Yes, I have most of the applicable parts of my policy highlighted, tagged and virtually memorized. It’s not necessary to memorize your coverage but when you have to review it as often as I have, it’s rather like a by product of familiarity. Knowing what your contract says is important.
I have Blue Cross Blue Shield of Alabama through my husband’s employment. Since his company is headquartered in Alabama, that’s the policy we have access to. So, for us, the bills flow through Florida Blue (aka Blue Cross Blue Shield of Florida) before they get to Alabama. This can get complicated but knowing this path of the bill can be helpful. For instance, the only way a provider is covered is if they are registered with Florida Blue, NOT BCBS of Alabama.
While I have private insurance, these steps apply to any public or federal benefits as well. I had the same conversations with Medicare for my father in law over the last decade or so that I have with my private insurance company and for nearly identical issues.
Third, once I have a handle on whether or not the bill is covered under my insurance and at what percentage, then I look at the mechanics of how the billed services were rendered. In the example I’m using with the bill above, the hospital sent out my bloodwork to the provider that sent me the bill. I wasn’t asked or consulted about where my bloodwork was sent. If they’d asked, I could have told them that the entity isn’t covered by BCBS. I know this because this is not the first time the same company has sent me a large bill, never billed my insurance company and then was aggressive at trying to collect funds I didn’t owe.
Fourth, I look to the Florida statutes to review my responsibility as a patient. In Florida, if a covered entity (meaning a hospital or clinic who is a covered provider on your insurance), then contracts with an individual or clinic who is not covered, then the patient isn’t responsible. It’s super simple, if the decision is not yours as to which provider or vendor is selected, then you don’t have to pay. However, if you do know or have a choice, then you may lose that protection. As of my last research, 42 states have some legislation that protects patients from getting these surprise bills where a patient has no way to know a bill will be sent. In Florida, if the entity knows that the patient does not have to pay and yet a bill is sent anyway, the entity is fined.
In my case, the non covered entity is quite well aware that they aren’t on my insurance. You can see from the bill above that they didn’t even bother to send the bill to my insurance company and I never received an EOB. Each time I call, the person answering the phone is well aware that my insurance doesn’t cover their services AND that I have no legal liability for the bill. The responses I’ve received have literally been along the lines of … “well, we send them out because some people just pay it” and “sometimes your insurance company will send you some money to cover a portion of the bill.”
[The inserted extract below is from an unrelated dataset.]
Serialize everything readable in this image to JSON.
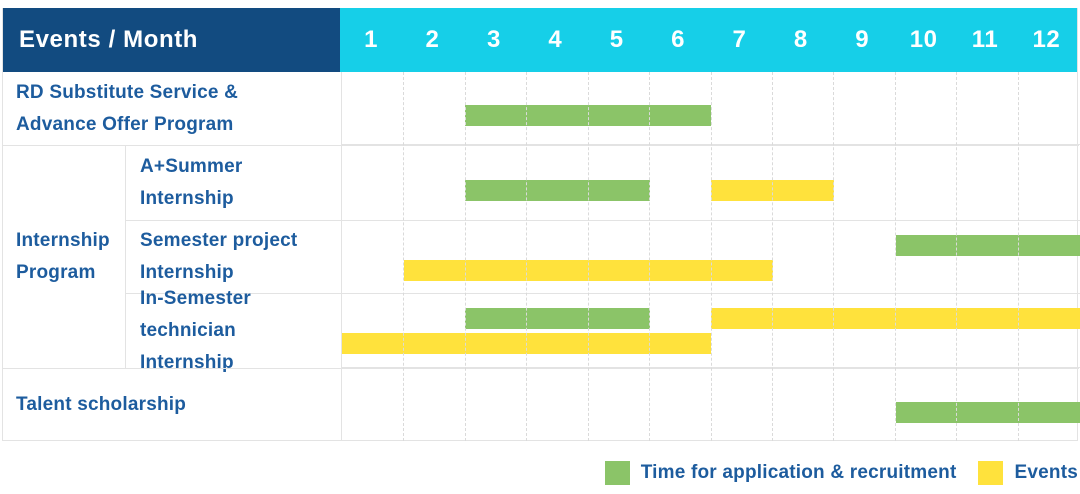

I’ve reported this company every time they call and I’ve reported their predatory and illegal billing practices to my cancer center and hospital network. I am hopeful that they may lose business. I am quite sure that many people pay these bills even if that is financially difficult because they just don’t know not to.
The only way a predatory entity like Comprehensive Pathology Associates stays in business is because people pay the bills without knowing they don’t have to. There are options, though, and I know lawyers who take on these cases at no cost to the patient. Don’t pay a bill when you don’t owe money and ask for help with addressing surprise billing!